Helpful advice to clean up spaces
I taught a class once in which we learned about Taylorism. One of the major components of Taylorism is breaking down tasks into simple segments to cut down on time to complete them.
I found myself implementing Taylorism-esque lessons around the home. I would clean dishes in segments: load the sink, scrub the dishes, rinse, then dry. This was more efficient than doing each dish one at a time. When it comes to cleaning, not all tasks can be “Taylorized,” but planning ahead can make a big difference in cutting down cleaning time.
Recycle the news. Line refrigerator drawers and shelving with newspaper. The newspaper absorbs the odors in the fridge (and occasional spills). Replace the newspaper every two weeks to keep it fresh.

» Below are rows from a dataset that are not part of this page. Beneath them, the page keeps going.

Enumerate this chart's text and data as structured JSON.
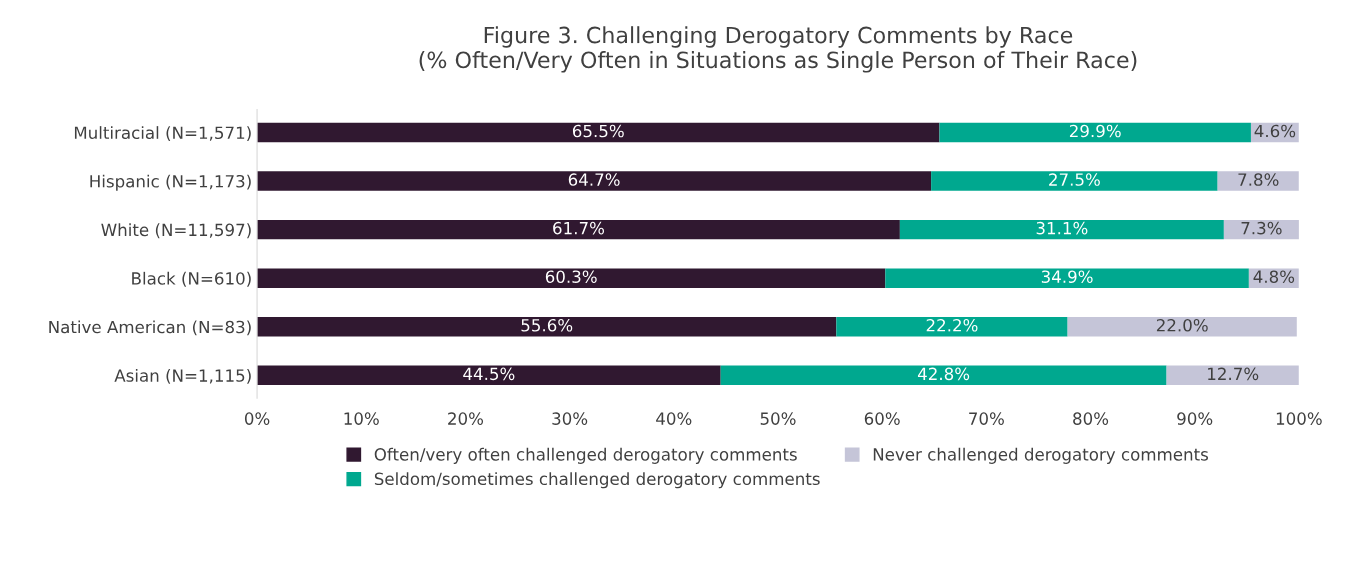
{
  "chart_data": {
    "type": "bar",
    "orientation": "horizontal",
    "stacked": true,
    "title": "Figure 3. Challenging Derogatory Comments by Race\n(% Often/Very Often in Situations as Single Person of Their Race)",
    "categories": [
      "Multiracial (N=1,571)",
      "Hispanic (N=1,173)",
      "White (N=11,597)",
      "Black (N=610)",
      "Native American (N=83)",
      "Asian (N=1,115)"
    ],
    "series": [
      {
        "name": "Often/very often challenged derogatory comments",
        "color": "#301830",
        "values": [
          65.5,
          64.7,
          61.7,
          60.3,
          55.6,
          44.5
        ],
        "value_labels": [
          "65.5%",
          "64.7%",
          "61.7%",
          "60.3%",
          "55.6%",
          "44.5%"
        ]
      },
      {
        "name": "Seldom/sometimes challenged derogatory comments",
        "color": "#00a88f",
        "values": [
          29.9,
          27.5,
          31.1,
          34.9,
          22.2,
          42.8
        ],
        "value_labels": [
          "29.9%",
          "27.5%",
          "31.1%",
          "34.9%",
          "22.2%",
          "42.8%"
        ]
      },
      {
        "name": "Never challenged derogatory comments",
        "color": "#c5c5d8",
        "values": [
          4.6,
          7.8,
          7.3,
          4.8,
          22.0,
          12.7
        ],
        "value_labels": [
          "4.6%",
          "7.8%",
          "7.3%",
          "4.8%",
          "22.0%",
          "12.7%"
        ]
      }
    ],
    "xlim": [
      0,
      100
    ],
    "xticks": [
      {
        "value": 0,
        "label": "0%"
      },
      {
        "value": 10,
        "label": "10%"
      },
      {
        "value": 20,
        "label": "20%"
      },
      {
        "value": 30,
        "label": "30%"
      },
      {
        "value": 40,
        "label": "40%"
      },
      {
        "value": 50,
        "label": "50%"
      },
      {
        "value": 60,
        "label": "60%"
      },
      {
        "value": 70,
        "label": "70%"
      },
      {
        "value": 80,
        "label": "80%"
      },
      {
        "value": 90,
        "label": "90%"
      },
      {
        "value": 100,
        "label": "100%"
      }
    ],
    "grid": false,
    "legend": "bottom"
  }
}
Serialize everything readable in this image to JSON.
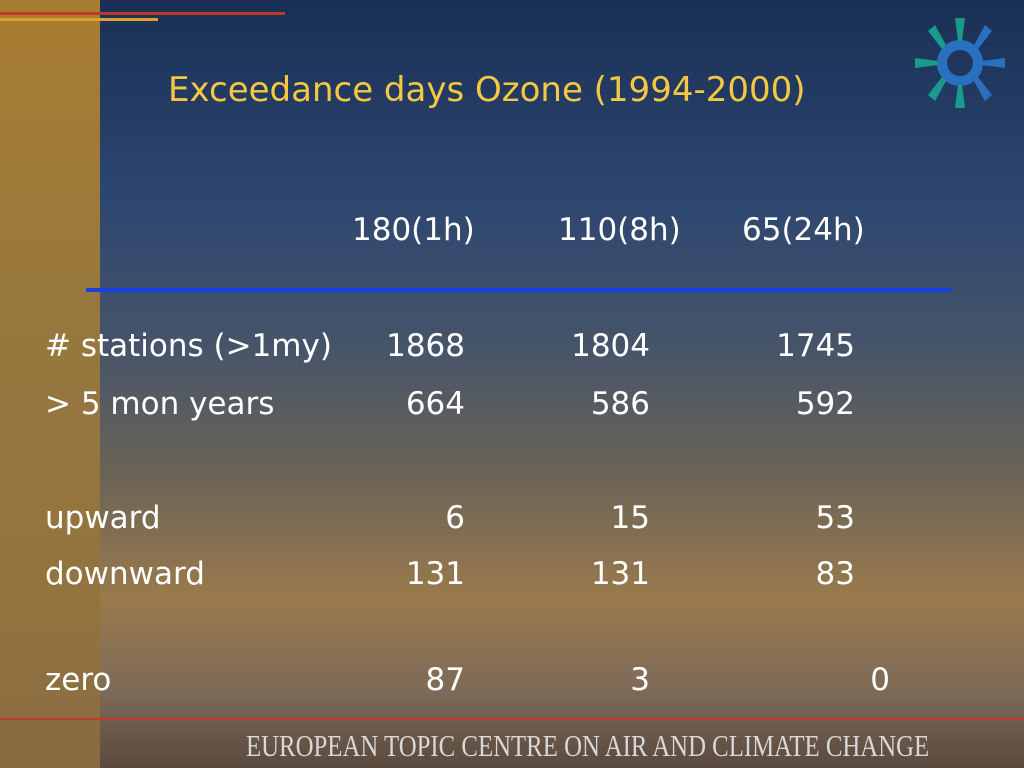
{
  "title": "Exceedance days Ozone (1994-2000)",
  "table": {
    "header": [
      "180(1h)",
      "110(8h)",
      "65(24h)"
    ],
    "rows": [
      [
        "# stations (>1my)",
        "1868",
        "1804",
        "1745"
      ],
      [
        "> 5 mon years",
        "664",
        "586",
        "592"
      ],
      [
        "upward",
        "6",
        "15",
        "53"
      ],
      [
        "downward",
        "131",
        "131",
        "83"
      ],
      [
        "zero",
        "87",
        "3",
        "0"
      ]
    ]
  },
  "footer": "EUROPEAN TOPIC CENTRE ON AIR AND CLIMATE CHANGE"
}
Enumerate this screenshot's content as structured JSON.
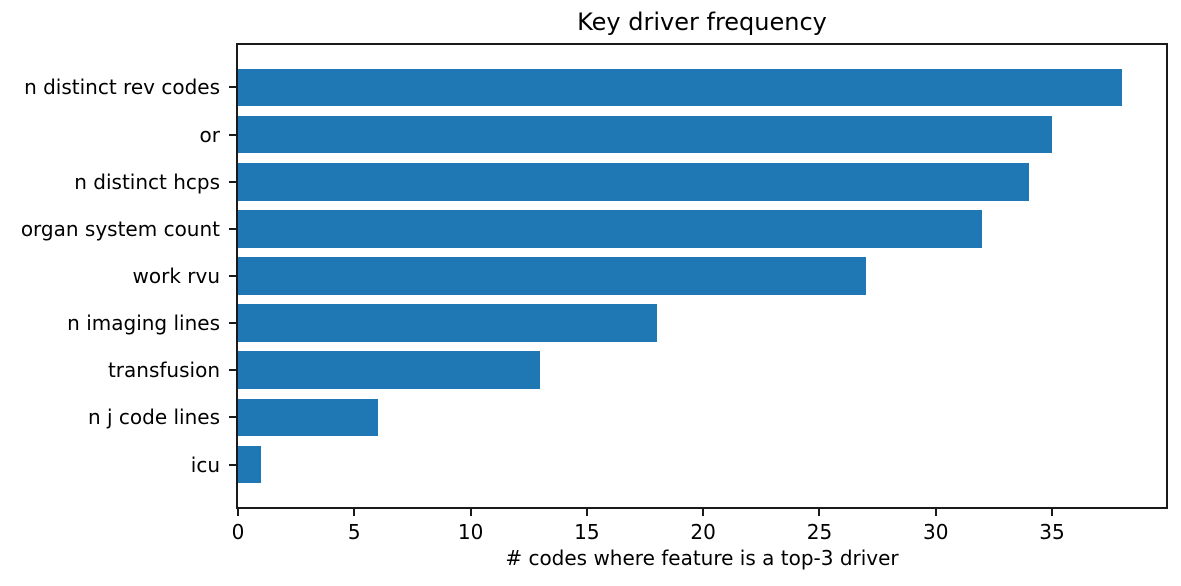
{
  "chart_data": {
    "type": "bar",
    "orientation": "horizontal",
    "title": "Key driver frequency",
    "xlabel": "# codes where feature is a top-3 driver",
    "ylabel": "",
    "categories": [
      "n distinct rev codes",
      "or",
      "n distinct hcps",
      "organ system count",
      "work rvu",
      "n imaging lines",
      "transfusion",
      "n j code lines",
      "icu"
    ],
    "values": [
      38,
      35,
      34,
      32,
      27,
      18,
      13,
      6,
      1
    ],
    "xticks": [
      0,
      5,
      10,
      15,
      20,
      25,
      30,
      35
    ],
    "xlim": [
      0,
      39.9
    ],
    "bar_color": "#1f77b4",
    "axis_color": "#1a1a1a",
    "text_color": "#000000",
    "grid": false,
    "legend": null
  }
}
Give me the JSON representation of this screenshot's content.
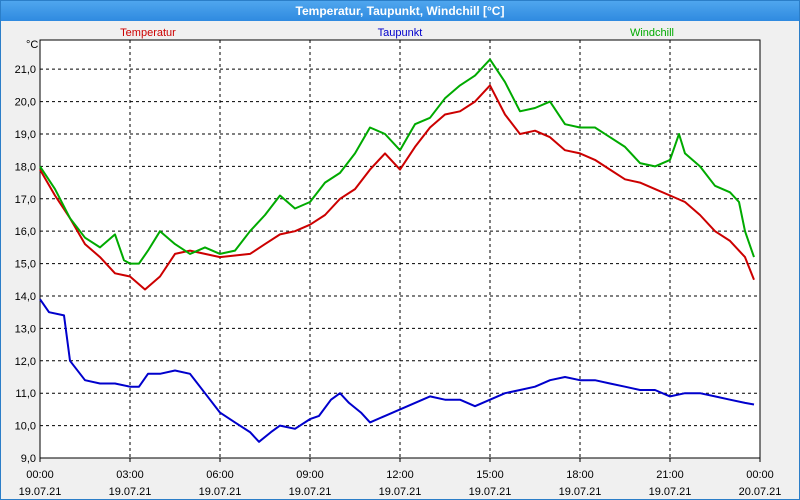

Work from top to bottom. Start with ceiling fans and top shelves before moving down to countertops and flooring. Anything that falls from the upper levels will get picked up by the end. In that same vein, dust before you vacuum.
Keep cleaning supplies in more than one place. While it is tempting to group all of your supplies in one area, it also makes it that much more cumbersome when you see a dirty spot and have to go down the stairs and into another room to get them. Instead, keep a small stock in several rooms. Window cleaner, paper towels and bathroom cleaner can go under the bathroom sink. Disinfecting wipes and all-purpose cleaner can go in the kitchen.
Avoid deep-cleaning the oven. Nonstick oven liners can be cut to size and used in regular ovens or toaster ovens. The liners catch drips and crumbs, and you can throw them in the dishwasher when you’re done. Follow manufacturer instructions. The liners should be placed on a low oven rack rather than on the oven element directly.
Bring to a boil. When you have finished cooking something on the stove, but before you begin eating, resist the urge to take the pan off the heat. Instead, after removing the food, return the pan to the burner and add water. Bring to a boil and scrape the food bits off the bottom with a wooden spoon. They’ll come off much easier than they would if you allow the pan to cool.
Create catch-alls. Designate a storage cube, tote or basket for each family member. Rather than asking them to pick up each item that you find as you go, place them in the catch-alls. Just remember to make a habit of emptying them regularly.